Lord Brittan raids were illegal, insists his family
THE police raids on Lord Brittan’s homes conducted after he had died were illegal, a family friend insisted last night.
Officers searched two of the former home secretary’s houses, one in London and the other in Yorkshire, in March last year, two months after he died.
The legality of the raids are now being questioned by Lord Brittan’s family. One friend said: “The fact remains you cannot prosecute somebody who is dead so what was the possible legal justification for these searches?
“We simply don’t know. The magistrate who granted the search warrants should have raised it.”

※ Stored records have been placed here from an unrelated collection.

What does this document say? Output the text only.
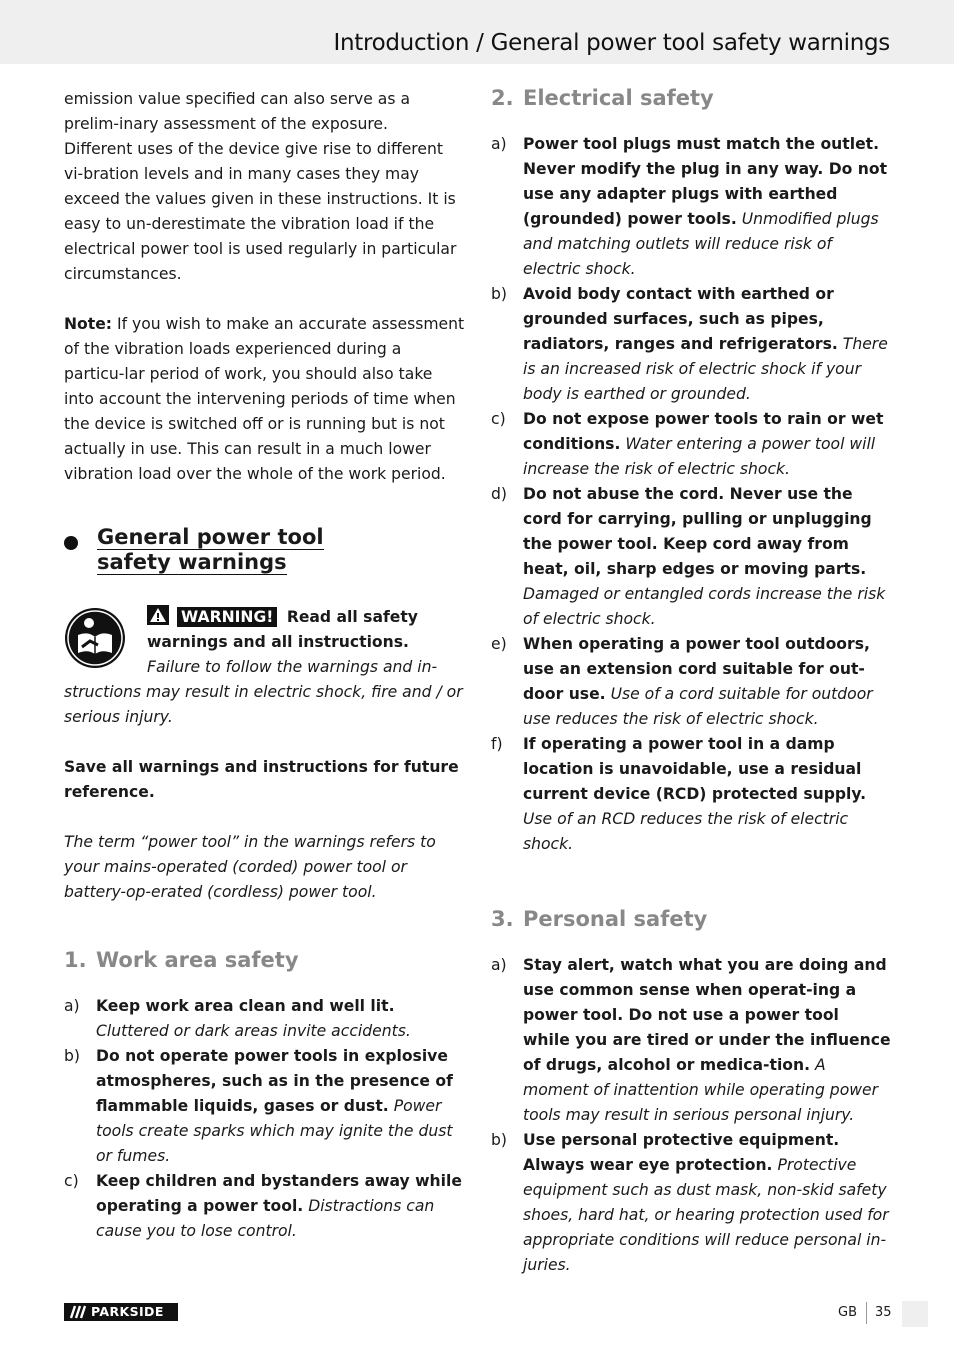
Introduction / General power tool safety warnings

emission value specified can also serve as a prelim-inary assessment of the exposure.

Different uses of the device give rise to different vi-bration levels and in many cases they may exceed the values given in these instructions. It is easy to un-derestimate the vibration load if the electrical power tool is used regularly in particular circumstances.

Note: If you wish to make an accurate assessment of the vibration loads experienced during a particu-lar period of work, you should also take into account the intervening periods of time when the device is switched off or is running but is not actually in use. This can result in a much lower vibration load over the whole of the work period.

General power tool
safety warnings
WARNING! Read all safety warnings and all instructions.

Failure to follow the warnings and in-structions may result in electric shock, fire and / or serious injury.

Save all warnings and instructions for future reference.

The term “power tool” in the warnings refers to your mains-operated (corded) power tool or battery-op-erated (cordless) power tool.

1. Work area safety
a)	Keep work area clean and well lit. Cluttered or dark areas invite accidents.
b)	Do not operate power tools in explosive atmospheres, such as in the presence of flammable liquids, gases or dust. Power tools create sparks which may ignite the dust or fumes.
c)	Keep children and bystanders away while operating a power tool. Distractions can cause you to lose control.
2. Electrical safety
a)	Power tool plugs must match the outlet. Never modify the plug in any way. Do not use any adapter plugs with earthed (grounded) power tools. Unmodified plugs and matching outlets will reduce risk of electric shock.
b)	Avoid body contact with earthed or grounded surfaces, such as pipes, radiators, ranges and refrigerators. There is an increased risk of electric shock if your body is earthed or grounded.
c)	Do not expose power tools to rain or wet conditions. Water entering a power tool will increase the risk of electric shock.
d)	Do not abuse the cord. Never use the cord for carrying, pulling or unplugging the power tool. Keep cord away from heat, oil, sharp edges or moving parts. Damaged or entangled cords increase the risk of electric shock.
e)	When operating a power tool outdoors, use an extension cord suitable for out-door use. Use of a cord suitable for outdoor use reduces the risk of electric shock.
f)	If operating a power tool in a damp location is unavoidable, use a residual current device (RCD) protected supply. Use of an RCD reduces the risk of electric shock.
3. Personal safety
a)	Stay alert, watch what you are doing and use common sense when operat-ing a power tool. Do not use a power tool while you are tired or under the influence of drugs, alcohol or medica-tion. A moment of inattention while operating power tools may result in serious personal injury.
b)	Use personal protective equipment. Always wear eye protection. Protective equipment such as dust mask, non-skid safety shoes, hard hat, or hearing protection used for appropriate conditions will reduce personal in-juries.
PARKSIDE	GB 35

Lord Brittan, who died of cancer at the age of 75 in January last year, remains under investigation over allegations he was part of a VIP paedophile gang that also included Sir Edward Heath, the former Conservative prime minister. Officers with Operation Mid- land raided Lord Brittan’s properties in a co-ordinated search in which the homes of Harvey Proctor, a former Tory MP, and Lord Bramall, 92, a former head of the Army and D-Day veteran, were also targeted.

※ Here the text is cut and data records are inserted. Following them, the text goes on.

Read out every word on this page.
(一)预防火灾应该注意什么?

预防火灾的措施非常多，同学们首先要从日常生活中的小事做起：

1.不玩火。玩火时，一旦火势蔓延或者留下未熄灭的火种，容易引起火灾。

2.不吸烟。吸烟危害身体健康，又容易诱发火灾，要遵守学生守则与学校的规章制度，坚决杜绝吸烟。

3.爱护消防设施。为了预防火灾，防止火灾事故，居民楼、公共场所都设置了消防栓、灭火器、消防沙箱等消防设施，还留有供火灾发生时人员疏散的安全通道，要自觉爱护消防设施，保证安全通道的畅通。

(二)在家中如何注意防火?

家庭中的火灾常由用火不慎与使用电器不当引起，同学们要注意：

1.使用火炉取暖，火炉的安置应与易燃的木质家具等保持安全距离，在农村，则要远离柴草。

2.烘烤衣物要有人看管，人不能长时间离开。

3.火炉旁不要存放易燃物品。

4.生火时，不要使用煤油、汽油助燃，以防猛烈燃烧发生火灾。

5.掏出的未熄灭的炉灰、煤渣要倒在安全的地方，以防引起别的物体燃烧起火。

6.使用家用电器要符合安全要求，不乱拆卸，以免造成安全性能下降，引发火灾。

Operation Midland, according to some reports, is due to be wound up after detectives with Scotland Yard failed to find any evidence to corroborate claims made by a single complainant that the gang had been responsible for three murders of children as well as widespread child sex abuse.
Lord Brittan was separately accused of rape by a woman, known only as Jane, in the 1960s. Lord Brittan was interviewed by detectives under caution but subsequently cleared. However, Scotland Yard failed to tell him he had been exonerated before his death.